Ex-Chaplain’s Boss Says Religious Right Tales Inaccurate

Former Navy chaplain Gordon Klingenschmitt, who claims he was court-martialed for praying in Jesus’ name, is quickly becoming the Religious Right’s latest hero – but his claims are not all they are cracked up to be, according to Klingenschmitt’s former boss.

Capt. Norm Holcomb, command chaplain at Naval Station Norfolk in Virginia, says Klingenschmitt lost his job for a more prosaic reason: He was insubordinate.
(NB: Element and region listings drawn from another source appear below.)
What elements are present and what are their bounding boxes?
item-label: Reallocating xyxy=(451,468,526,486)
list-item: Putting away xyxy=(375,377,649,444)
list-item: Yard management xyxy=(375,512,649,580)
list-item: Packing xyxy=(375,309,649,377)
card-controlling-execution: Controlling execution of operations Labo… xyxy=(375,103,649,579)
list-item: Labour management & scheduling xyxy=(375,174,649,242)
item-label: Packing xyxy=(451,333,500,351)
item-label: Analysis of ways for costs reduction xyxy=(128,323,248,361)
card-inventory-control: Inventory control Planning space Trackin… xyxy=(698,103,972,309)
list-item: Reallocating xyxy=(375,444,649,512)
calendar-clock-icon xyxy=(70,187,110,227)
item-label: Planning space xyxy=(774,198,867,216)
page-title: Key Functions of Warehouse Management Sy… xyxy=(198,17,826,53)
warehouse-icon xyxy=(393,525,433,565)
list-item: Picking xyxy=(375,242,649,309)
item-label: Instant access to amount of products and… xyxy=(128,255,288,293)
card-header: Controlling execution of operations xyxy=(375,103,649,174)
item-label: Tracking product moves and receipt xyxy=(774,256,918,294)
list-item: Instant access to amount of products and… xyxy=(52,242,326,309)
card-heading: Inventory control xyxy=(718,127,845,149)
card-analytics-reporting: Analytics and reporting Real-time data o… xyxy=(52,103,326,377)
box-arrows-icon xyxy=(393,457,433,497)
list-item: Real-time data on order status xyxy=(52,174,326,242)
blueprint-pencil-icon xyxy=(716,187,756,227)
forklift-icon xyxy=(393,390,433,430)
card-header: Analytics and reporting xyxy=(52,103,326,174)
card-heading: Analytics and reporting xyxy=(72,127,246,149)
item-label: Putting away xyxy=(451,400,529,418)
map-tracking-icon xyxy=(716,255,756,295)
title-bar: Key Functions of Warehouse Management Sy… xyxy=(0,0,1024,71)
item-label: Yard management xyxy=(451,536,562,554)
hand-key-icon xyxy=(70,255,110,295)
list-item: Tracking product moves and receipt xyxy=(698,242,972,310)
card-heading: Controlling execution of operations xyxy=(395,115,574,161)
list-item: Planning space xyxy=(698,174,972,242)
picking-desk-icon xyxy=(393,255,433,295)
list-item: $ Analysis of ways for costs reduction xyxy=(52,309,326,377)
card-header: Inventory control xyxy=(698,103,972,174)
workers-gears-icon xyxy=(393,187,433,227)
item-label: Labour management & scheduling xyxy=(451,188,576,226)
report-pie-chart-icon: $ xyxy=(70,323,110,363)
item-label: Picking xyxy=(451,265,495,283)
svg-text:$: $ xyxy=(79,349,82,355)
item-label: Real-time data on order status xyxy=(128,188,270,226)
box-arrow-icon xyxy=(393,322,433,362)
Long-standing naval regulations forbid service members from wearing their uniforms to political or partisan events. Nevertheless, Klingenschmitt insisted on wearing his uniform to a Religious Right-hosted protest and press conference opposing the military’s inclusive policies on religion.

On March 30, 2006, the former chaplain showed up on the street outside the White House in the company of former Alabama Chief Justice Roy Moore, Reli­gious Right activist Rob Schenck and Rick Scarborough, a Texas preacher and Jerry Falwell acolyte. Americans United staffers were there and snapped several pictures of Klingenschmitt.

Despite his clear insubordination, Klingenschmitt is being feted by the\n Religious Right. This year, he plans to tour the nation with Scarborough and Religious Right activist Alan Keyes for a series of right-wing political rallies intended to turn out the vote for “Chris­tian” political candidates.

On March 7, the Kentucky House of Representatives invited Klingenschmitt to open its session with a prayer and went so far as to pass a resolution, on a voice vote, lauding him for his “service to God, country and the Commonwealth of Kentucky.”

All of this was too much for Holcomb. He sent an e-mail to the Ken­tucky House, giving every representative the facts about the Klingenschmitt controversy.

Holcomb clarified an important point: Klingenschmitt, despite what his defenders say, was not punished for praying in the name of Jesus. He was court-martialed for refusing to follow orders.

“I was the dishonored ex-chaplain’s supervisor for the past 2 years,” Holcomb wrote in his message. “I found him to be totally untruthful, unethical and insubordinate. He was and is contemptuous of all authority. He was not court martialed for praying in Jesus’ name.

“I sent him out in uniform every week to pray at various ceremonies and functions,” Holcomb continued. “He always prayed in uniform and in Jesus’ name. He was never told that he could not pray in Jesus’ name. In fact, the issue of prayer had nothing at all to do with his dismissal from the Navy. He disobeyed the lawful order of a senior officer. I am sure that you understand that Navy Regulations forbid any of us, regardless of rank or position, to appear in uniform in support of any political or partisan event.”

Holcomb goes on to say, “He appeared in direct support of a political event, demonstrating contempt for the order of his Commanding Officer and Naval Regulations that we all swear that we will abide by…. The ex-chaplain is a man without honor and you have accepted his story and in doing so you have had ‘the wool pulled over your eyes.’”

Holcomb, an ex-marine who served in Vietnam, notes that he is himself is a “born-again evangelical Christian” who has been a naval chaplain for 27 years.

He writes, “We have been relatively quiet regarding our ex-chaplain’s un­truthfulness and lack of honor because we are embarrassed that one of our own could display such behavior in the name of our Lord. We wanted to spare all concerned the embarrassment associated with his dishonesty. However, it now seems that it would be wrong for those of us who know the truth to remain silent. I served with him and supervised him (as best as it was possible to supervise a person who refused to submit to lawful authority) and I know about his daily dishonesty and ‘spin’ of the truth.”

After AU ran an item about Holcomb’s comments on its blog “The Wall of Separation,” Klingenschmitt responded to his former boss, listing 12 points of disagreement. Klingenschmitt wrote in part, “Of all these ‘new’ allegations about my misconduct, surprise, none were ever documented against me. My performance in preaching, counseling, ceremonial duties, volunteering, and Casualty Assistance was exemplary, as stated in my [fitness reports]. You only downgraded my ‘off-duty’ performance, because you didn’t like my web-site and complaints to Congress exposing others’ punishment of my faith.”

Holcomb later replied to that post, writing, “[B]e assured that since I know the truth about your failed ministry as a Navy Chaplain and I know the truth about your dismissal from active duty, I will speak up and counter any falsehoods and attempts to mislead the public. It was never about praying ‘in Jesus’ name’ and it was never about any sermon that you preached. Your demise was caused by a stub­born pride (hubris) and culminated in pro­secution for disobedience of a lawful order.”

In addition, another Navy chaplain, Steve Dundas, joined the impassioned discussion.